Where Cards Fall iOS
Developer The Game Band Publisher Snowman Format iOS Release Out now
Just as Netflix changed the way we watch TV, could Apple Arcade cause a shift in how we play – and how developers design – mobile games? Where Cards Fall suggests there could be something in that thought: certainly, its languid cadence goes against the attention-grabbing grain. Yes, it’s immediately beautiful – there’s a quiet magic within these recognisable urban spaces – but even by the standards of most puzzlers, it’s happy to take its sweet time. Its clever, tactile challenges are designed to be studied and savoured, its interstitial vignettes to be lingered over. Its protagonist, a boy steadily becoming a man, ambles along at your prompting, refusing to break into even a slow jog. Your tapped directions to him feel more like a gentle suggestion – a visual indicator that lets you know he’s about to jump is required, since he takes a second to summon the effort.
That’s no criticism; in fact, it’s appropriate for a game that positively invites chin-scratching contemplation. In these isometric stages, you’re given a few stacks of cards which, when you spread your fingers apart, spring up into temporary structures; these can be collapsed with a pinch, as long as something (or someone) isn’t on top of them. Together with the ramps and brick buildings that are already set firmly in place, you’ll arrange and rearrange these to form a route to the exit door. Sloped roofs offer a way for this dawdling teen – and the other stacks – to reach higher platforms, while strong winds cut multi-storey structures down to size, unless you’ve placed a sturdier type of card in their path, creating a skyscraper to block the breeze. Even with each level contained within a single screen, the solutions are often surprisingly intricate. A hint system tells you only where these card constructions should be, not how to get them there; should you get stuck again, you’ll need to wait for another clue, encouraging you to persevere rather than taking the easy way out.

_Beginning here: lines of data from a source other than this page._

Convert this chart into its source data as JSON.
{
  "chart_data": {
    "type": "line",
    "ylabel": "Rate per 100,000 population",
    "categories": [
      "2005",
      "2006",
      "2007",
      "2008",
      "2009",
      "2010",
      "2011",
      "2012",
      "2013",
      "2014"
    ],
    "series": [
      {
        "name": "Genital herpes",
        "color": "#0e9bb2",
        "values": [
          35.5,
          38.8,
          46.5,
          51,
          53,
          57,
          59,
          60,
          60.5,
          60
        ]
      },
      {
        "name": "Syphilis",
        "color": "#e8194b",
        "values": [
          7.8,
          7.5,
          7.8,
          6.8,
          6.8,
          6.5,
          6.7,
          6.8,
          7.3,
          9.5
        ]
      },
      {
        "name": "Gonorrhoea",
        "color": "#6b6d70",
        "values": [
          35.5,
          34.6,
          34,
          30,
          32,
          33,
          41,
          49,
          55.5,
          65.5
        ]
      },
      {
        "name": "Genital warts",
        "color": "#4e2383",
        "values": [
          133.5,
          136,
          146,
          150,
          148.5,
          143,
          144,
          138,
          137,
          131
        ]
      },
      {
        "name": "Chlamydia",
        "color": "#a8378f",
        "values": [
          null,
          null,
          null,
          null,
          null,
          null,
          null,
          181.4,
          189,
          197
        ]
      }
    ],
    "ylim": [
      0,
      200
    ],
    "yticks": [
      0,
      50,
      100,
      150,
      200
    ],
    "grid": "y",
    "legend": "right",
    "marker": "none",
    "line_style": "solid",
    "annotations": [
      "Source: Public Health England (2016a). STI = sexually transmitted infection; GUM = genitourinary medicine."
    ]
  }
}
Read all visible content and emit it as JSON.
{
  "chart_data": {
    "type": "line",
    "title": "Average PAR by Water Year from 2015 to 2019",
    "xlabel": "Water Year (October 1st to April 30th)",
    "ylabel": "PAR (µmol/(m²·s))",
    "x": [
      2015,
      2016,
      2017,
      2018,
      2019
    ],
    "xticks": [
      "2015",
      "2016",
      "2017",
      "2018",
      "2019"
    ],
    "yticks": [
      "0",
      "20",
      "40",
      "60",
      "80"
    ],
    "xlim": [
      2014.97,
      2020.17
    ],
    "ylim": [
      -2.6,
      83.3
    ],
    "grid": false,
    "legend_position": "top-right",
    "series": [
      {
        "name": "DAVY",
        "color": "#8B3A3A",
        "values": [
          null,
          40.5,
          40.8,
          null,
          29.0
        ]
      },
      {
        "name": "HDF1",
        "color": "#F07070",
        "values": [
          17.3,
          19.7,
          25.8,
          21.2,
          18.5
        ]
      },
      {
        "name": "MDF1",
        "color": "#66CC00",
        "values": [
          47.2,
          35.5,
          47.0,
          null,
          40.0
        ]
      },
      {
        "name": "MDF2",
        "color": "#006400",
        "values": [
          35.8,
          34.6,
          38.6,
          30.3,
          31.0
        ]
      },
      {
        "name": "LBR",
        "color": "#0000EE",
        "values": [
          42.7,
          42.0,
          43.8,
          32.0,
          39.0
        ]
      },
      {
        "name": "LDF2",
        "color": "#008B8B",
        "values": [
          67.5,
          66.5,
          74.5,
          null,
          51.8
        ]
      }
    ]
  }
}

This is not, then, the kind of game you pick up and play between train stops, but one to sit down with when you’ve got an afternoon stretching out in front of you. Just as the solutions take time to tease out, the story doesn’t readily show its hand. The young man’s journey takes him back through outwardly unremarkable memories and curious dreams that could yet be pivotal, while the cards hint towards a certain adolescent fragility. Resisting easy emotional crutches, these scenes (conducted in a Sims- like language that proves the biggest misstep) touch upon something profound about those empty spaces in our lives and how we fill them – leaving enough room for you to think about the hand you’ve been dealt.